Mthuli Ncube did not spell out how he would speed the clearance of $1.8 billion (about R27 billion) in arrears – but said it would be a vital step in rebuilding investors’ confidence.
“It’s one building block,” he told reporters after being sworn in as finance minister to watch over an economy struggling with a severe shortages of dollars, and with unemployment above 80 percent.
Economist have said the repayments would be a vital step towards Zimbabwe qualifying for an International Monetary Fund (IMF) programme.
But such a programme could come with politically painful conditions, including a reduction of the huge civil service and a cut in the budget deficit from 16 percent to single-digit levels, say analysts.
Ncube said he would discuss the size of the civil service wage bill with new President Emmerson Mnangagwa, but did not go into further detail.
Previous efforts to cut public sector wages – responsible for 93 percent of the national budget – and civil service jobs were blocked by former president Robert Mugabe.
“Internally we need fiscal consolidation and making sure that on the expenditure side, we live within our means or move towards that. That is always a process, always need a kind of three-year process, fiscal consolidation is not a big bang approach,” the minister said.
Ncube confirmed media reports he would look into removing the quasi currency bond note in a package of currency reforms due to be announced at the end of September, and said he eventually wanted to bring back Zimbabwe’s own currency.

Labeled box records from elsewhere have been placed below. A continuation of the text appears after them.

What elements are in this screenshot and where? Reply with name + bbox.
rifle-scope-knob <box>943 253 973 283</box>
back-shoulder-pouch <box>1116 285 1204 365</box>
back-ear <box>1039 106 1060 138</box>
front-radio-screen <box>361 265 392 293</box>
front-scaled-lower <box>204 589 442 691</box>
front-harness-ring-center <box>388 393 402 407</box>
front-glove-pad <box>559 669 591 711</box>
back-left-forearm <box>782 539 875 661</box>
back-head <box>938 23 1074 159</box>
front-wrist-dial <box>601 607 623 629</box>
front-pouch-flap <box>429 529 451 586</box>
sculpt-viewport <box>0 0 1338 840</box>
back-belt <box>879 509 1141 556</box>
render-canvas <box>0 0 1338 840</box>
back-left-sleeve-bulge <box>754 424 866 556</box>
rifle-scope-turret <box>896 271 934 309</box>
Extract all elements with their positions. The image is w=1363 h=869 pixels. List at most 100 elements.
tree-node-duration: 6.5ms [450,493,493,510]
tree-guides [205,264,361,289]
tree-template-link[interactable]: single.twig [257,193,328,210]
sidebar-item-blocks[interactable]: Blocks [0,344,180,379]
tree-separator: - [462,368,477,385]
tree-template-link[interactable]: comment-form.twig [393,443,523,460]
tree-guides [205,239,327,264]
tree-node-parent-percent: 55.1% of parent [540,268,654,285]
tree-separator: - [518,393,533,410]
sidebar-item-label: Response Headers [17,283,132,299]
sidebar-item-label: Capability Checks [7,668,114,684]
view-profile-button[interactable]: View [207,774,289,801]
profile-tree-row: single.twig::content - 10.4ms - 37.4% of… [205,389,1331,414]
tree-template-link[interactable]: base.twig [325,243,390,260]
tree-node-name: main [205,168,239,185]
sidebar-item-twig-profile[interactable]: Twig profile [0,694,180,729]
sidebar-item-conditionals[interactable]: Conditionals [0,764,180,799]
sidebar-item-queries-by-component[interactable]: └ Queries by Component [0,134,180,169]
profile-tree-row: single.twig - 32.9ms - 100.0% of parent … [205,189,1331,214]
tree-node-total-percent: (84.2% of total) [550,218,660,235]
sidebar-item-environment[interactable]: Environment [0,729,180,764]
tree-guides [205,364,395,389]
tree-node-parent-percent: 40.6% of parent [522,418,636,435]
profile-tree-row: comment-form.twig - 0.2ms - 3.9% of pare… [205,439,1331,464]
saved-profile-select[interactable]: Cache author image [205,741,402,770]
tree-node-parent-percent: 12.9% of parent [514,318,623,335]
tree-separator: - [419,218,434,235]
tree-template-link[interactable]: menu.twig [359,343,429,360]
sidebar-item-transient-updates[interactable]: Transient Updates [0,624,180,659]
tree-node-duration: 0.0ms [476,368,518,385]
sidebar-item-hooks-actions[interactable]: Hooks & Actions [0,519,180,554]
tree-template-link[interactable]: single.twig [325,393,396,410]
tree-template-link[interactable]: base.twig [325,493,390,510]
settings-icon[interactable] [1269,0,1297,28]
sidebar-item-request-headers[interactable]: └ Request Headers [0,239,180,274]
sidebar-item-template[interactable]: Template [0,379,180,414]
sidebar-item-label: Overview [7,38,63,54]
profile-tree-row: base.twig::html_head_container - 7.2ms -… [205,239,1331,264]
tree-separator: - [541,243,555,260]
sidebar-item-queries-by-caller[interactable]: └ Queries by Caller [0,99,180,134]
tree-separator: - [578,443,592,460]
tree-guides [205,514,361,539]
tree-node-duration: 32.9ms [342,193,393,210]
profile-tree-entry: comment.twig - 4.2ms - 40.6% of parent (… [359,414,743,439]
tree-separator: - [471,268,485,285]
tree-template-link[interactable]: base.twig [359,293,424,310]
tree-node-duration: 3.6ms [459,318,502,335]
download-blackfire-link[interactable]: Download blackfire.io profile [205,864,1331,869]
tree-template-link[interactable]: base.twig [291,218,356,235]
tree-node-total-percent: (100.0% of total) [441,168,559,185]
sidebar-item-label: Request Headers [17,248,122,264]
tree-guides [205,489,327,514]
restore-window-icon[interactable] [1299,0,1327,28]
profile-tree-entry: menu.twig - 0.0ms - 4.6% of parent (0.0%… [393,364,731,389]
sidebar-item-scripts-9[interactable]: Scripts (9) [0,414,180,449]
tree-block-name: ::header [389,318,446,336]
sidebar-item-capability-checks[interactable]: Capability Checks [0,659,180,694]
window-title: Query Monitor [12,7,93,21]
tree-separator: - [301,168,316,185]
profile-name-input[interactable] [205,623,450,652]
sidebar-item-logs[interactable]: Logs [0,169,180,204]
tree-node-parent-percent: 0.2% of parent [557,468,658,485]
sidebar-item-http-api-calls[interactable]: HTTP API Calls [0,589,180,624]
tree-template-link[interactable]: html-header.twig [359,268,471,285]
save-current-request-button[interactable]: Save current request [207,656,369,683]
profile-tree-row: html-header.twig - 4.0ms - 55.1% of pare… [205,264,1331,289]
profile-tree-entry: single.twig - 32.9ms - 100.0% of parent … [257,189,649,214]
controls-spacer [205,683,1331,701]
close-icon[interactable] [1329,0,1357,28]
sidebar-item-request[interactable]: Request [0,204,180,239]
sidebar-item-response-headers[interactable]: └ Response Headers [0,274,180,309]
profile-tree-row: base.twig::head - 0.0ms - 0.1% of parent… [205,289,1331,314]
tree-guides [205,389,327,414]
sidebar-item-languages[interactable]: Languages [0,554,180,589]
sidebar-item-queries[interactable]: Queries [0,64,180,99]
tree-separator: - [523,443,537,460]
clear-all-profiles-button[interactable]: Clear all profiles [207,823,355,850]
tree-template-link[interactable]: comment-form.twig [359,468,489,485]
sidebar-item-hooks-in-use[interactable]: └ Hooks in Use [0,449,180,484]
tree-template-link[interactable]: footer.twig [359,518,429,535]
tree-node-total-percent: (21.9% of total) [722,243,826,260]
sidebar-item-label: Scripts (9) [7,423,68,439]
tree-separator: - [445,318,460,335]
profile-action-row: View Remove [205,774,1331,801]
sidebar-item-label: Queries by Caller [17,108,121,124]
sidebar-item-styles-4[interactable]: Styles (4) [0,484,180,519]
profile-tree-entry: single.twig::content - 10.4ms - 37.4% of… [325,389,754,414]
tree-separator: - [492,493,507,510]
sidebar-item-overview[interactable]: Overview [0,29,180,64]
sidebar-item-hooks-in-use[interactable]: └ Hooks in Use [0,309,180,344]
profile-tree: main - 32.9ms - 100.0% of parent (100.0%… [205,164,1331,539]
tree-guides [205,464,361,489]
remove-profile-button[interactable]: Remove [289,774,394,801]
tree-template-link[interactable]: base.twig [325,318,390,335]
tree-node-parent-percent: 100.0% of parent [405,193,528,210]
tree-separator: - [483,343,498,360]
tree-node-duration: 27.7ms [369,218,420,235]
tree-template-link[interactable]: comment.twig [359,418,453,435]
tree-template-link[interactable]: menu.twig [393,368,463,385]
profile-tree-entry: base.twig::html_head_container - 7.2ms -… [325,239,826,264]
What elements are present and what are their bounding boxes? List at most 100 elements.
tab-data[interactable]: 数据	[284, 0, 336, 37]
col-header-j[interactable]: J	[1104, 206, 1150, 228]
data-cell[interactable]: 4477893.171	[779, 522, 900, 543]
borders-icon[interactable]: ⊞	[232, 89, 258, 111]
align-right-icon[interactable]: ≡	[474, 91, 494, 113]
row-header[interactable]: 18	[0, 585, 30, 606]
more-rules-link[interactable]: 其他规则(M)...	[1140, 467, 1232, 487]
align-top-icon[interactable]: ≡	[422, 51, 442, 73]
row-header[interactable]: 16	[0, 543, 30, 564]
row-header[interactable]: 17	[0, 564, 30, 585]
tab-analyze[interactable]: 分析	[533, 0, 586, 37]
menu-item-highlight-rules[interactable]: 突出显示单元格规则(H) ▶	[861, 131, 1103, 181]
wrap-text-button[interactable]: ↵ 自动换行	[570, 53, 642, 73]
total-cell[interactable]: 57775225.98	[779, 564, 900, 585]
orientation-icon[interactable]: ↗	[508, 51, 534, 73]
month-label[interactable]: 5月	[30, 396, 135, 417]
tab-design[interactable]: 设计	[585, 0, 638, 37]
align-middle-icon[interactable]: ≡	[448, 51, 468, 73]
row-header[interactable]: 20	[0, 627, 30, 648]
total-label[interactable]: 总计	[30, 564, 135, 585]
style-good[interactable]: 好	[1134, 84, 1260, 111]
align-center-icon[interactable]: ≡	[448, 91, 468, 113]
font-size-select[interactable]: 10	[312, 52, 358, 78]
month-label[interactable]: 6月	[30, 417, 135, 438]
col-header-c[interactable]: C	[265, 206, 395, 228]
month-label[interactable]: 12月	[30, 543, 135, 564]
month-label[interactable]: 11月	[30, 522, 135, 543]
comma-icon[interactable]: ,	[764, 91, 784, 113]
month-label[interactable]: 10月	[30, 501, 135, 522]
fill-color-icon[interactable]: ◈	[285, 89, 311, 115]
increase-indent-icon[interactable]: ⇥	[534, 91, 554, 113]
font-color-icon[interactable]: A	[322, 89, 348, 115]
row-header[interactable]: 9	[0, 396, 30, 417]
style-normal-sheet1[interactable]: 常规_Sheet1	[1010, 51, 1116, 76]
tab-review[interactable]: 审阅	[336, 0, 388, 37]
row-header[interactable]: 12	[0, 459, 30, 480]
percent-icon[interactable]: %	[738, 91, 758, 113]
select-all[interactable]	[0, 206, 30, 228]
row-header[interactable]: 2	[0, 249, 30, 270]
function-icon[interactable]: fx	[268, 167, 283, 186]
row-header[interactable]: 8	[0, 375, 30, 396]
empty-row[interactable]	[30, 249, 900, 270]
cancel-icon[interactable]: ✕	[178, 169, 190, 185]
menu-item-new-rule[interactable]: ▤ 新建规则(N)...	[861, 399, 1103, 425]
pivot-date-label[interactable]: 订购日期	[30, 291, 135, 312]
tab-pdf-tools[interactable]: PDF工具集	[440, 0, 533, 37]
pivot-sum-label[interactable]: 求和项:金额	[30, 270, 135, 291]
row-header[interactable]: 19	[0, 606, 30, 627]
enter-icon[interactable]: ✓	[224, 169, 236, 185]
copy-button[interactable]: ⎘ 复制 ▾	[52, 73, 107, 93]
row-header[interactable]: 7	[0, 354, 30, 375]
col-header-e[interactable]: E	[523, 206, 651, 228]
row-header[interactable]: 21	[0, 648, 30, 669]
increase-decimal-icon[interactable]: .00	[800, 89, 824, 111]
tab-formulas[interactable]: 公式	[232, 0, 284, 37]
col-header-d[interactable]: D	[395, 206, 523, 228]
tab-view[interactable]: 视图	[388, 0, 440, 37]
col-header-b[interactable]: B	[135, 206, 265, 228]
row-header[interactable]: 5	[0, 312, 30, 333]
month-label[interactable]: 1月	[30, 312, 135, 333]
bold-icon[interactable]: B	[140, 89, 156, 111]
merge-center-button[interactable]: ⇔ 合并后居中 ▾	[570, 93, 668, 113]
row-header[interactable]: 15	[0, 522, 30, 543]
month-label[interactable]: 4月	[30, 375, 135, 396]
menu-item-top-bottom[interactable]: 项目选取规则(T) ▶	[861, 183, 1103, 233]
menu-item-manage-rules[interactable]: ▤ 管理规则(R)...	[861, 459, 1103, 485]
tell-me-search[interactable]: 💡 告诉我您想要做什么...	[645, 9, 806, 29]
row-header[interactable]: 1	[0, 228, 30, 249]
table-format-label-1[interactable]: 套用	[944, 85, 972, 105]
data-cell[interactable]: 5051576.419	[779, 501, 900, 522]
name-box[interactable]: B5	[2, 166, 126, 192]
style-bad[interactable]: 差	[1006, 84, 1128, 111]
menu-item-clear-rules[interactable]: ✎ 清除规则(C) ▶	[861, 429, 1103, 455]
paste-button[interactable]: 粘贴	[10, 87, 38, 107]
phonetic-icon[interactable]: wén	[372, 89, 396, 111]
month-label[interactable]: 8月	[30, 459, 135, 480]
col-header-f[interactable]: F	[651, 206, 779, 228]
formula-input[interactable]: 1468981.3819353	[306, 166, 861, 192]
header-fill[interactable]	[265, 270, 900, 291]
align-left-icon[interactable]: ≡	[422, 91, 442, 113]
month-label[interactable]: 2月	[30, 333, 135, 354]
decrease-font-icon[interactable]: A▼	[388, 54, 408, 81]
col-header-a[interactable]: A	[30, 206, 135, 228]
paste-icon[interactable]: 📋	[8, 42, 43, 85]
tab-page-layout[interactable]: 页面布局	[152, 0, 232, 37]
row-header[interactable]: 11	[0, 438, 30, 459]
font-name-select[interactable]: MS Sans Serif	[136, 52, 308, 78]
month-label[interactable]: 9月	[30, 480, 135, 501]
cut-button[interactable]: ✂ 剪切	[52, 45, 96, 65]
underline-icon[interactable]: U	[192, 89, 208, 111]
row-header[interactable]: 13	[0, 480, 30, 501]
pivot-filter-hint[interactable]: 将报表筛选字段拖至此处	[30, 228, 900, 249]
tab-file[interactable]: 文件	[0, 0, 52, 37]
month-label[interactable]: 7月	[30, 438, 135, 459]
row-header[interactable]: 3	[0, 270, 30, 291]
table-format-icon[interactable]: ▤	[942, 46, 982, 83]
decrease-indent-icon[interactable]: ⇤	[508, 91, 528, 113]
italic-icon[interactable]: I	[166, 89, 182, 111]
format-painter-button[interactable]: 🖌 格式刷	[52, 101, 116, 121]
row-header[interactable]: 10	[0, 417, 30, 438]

The southern African nation dumped its currency in favour of the U.S. dollar in 2009 following years of hyperinflation, and introduced bond notes in November 2016 in a bid to ease acute shortages of cash.
The shortages have however worsened while a black market continues to thrive.
“Ultimately we would like to have a Zimbabwe dollar that is stable, that we have confidence in and we will start working towards that and you will hear in the monetary policy statement the first steps towards that,” Ncube said.
The 55-year-old Cambridge University graduate is a former chief economist and vice president at the African Development Bank and is a visiting professor at Oxford University.